British High Commissioner Jane Marriot says terrorists threat to Pakistan

Liaquat Ali

Islamabad: British High Commissioner in Pakistan Jane Marriot said the Afghan Taliban must control the Haqqani Network and other terror organisations, adding that the terrorists were a threat to only Pakistan but also the entire world, if they were not stopped in Afghanistan.

In an interview, Marriot said the entire world was still monitoring the issue of and the developments in Afghanistan, as she expressed her views in detail on different regional and world issues as well as the role Pakistan could play in this regard.

The British diplomat said they had strong reservations over the activities of banned Tehrik-e-Taliban Pakistan (TTP) and other outfits in Afghanistan – the country which was overtaken by the Taliban after the overthrowing Ashraf Ghani government in August 2021.

She was referring to the terror organisations like al Qaeda, IS group and ETIM (East Turkestan Islamic Movement) that are taking refuge in Afghanistan with an aim to carry out attacks across the region.

Marriot also mentioned the issue of women’s plight, saying they were disturbed by the fact that the women – the half of the country’s population – had been deprived of their rights.

In this regard, she acknowledged the role played by Islamabad and said Pakistan was the most important ally and a frontline state in the war on terror.

The British high commissioner also dwelt upon the Ukraine crisis and the future possibilities.
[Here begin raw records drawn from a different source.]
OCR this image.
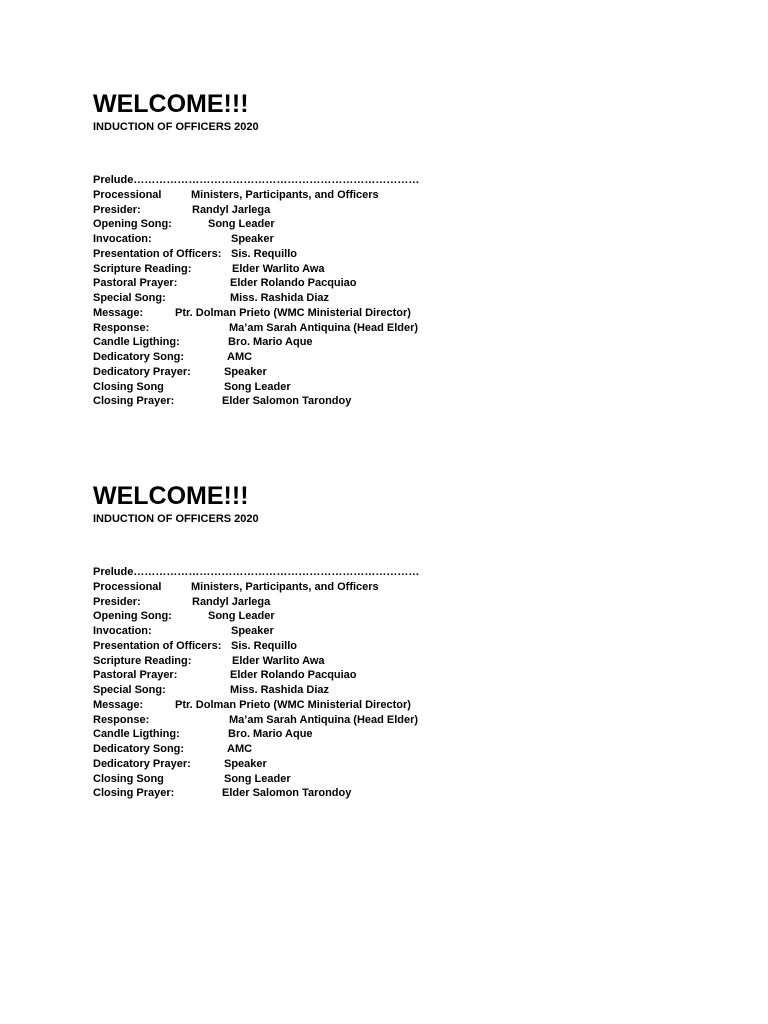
WELCOME!!!

INDUCTION OF OFFICERS 2020

Prelude……………………………………………………………………
Processional	Ministers, Participants, and Officers
Presider:	Randyl Jarlega
Opening Song:	Song Leader
Invocation:	Speaker
Presentation of Officers: Sis. Requillo
Scripture Reading:	Elder Warlito Awa
Pastoral Prayer:	Elder Rolando Pacquiao
Special Song:	Miss. Rashida Diaz
Message:	Ptr. Dolman Prieto (WMC Ministerial Director)
Response:	Ma’am Sarah Antiquina (Head Elder)
Candle Ligthing:	Bro. Mario Aque
Dedicatory Song:	AMC
Dedicatory Prayer:	Speaker
Closing Song	Song Leader
Closing Prayer:	Elder Salomon Tarondoy
WELCOME!!!

INDUCTION OF OFFICERS 2020

Prelude……………………………………………………………………
Processional	Ministers, Participants, and Officers
Presider:	Randyl Jarlega
Opening Song:	Song Leader
Invocation:	Speaker
Presentation of Officers: Sis. Requillo
Scripture Reading:	Elder Warlito Awa
Pastoral Prayer:	Elder Rolando Pacquiao
Special Song:	Miss. Rashida Diaz
Message:	Ptr. Dolman Prieto (WMC Ministerial Director)
Response:	Ma’am Sarah Antiquina (Head Elder)
Candle Ligthing:	Bro. Mario Aque
Dedicatory Song:	AMC
Dedicatory Prayer:	Speaker
Closing Song	Song Leader
Closing Prayer:	Elder Salomon Tarondoy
Pakistani construction companies could be a vital part of the reconstruction efforts in the war-ravaged country and they support them on the subject, Marriot said while pointing to the skilled workforce Pakistan has.

Last month, a UN committee report endorsed Islamabad’s stance about the TTP by saying that the Afghan Taliban’s takeover of Kabul emboldened the terrorist organisation which was aiming at taking control of the former federally administered tribal areas.

It also warned that the TTP might be seeking a merger with al Qaeda to create an umbrella organisation that shelters all militant groups operating in South Asia.

Earlier, Chief of Army Staff Gen Asim Munir had expressed Pakistan’s concerns over the presence of terrorists in Afghanistan, while Defence Minister Khawaja Asif lashed out at the Afghan Taliban and said the neighbouring country was neglecting its duties and disregarding the Doha agreement.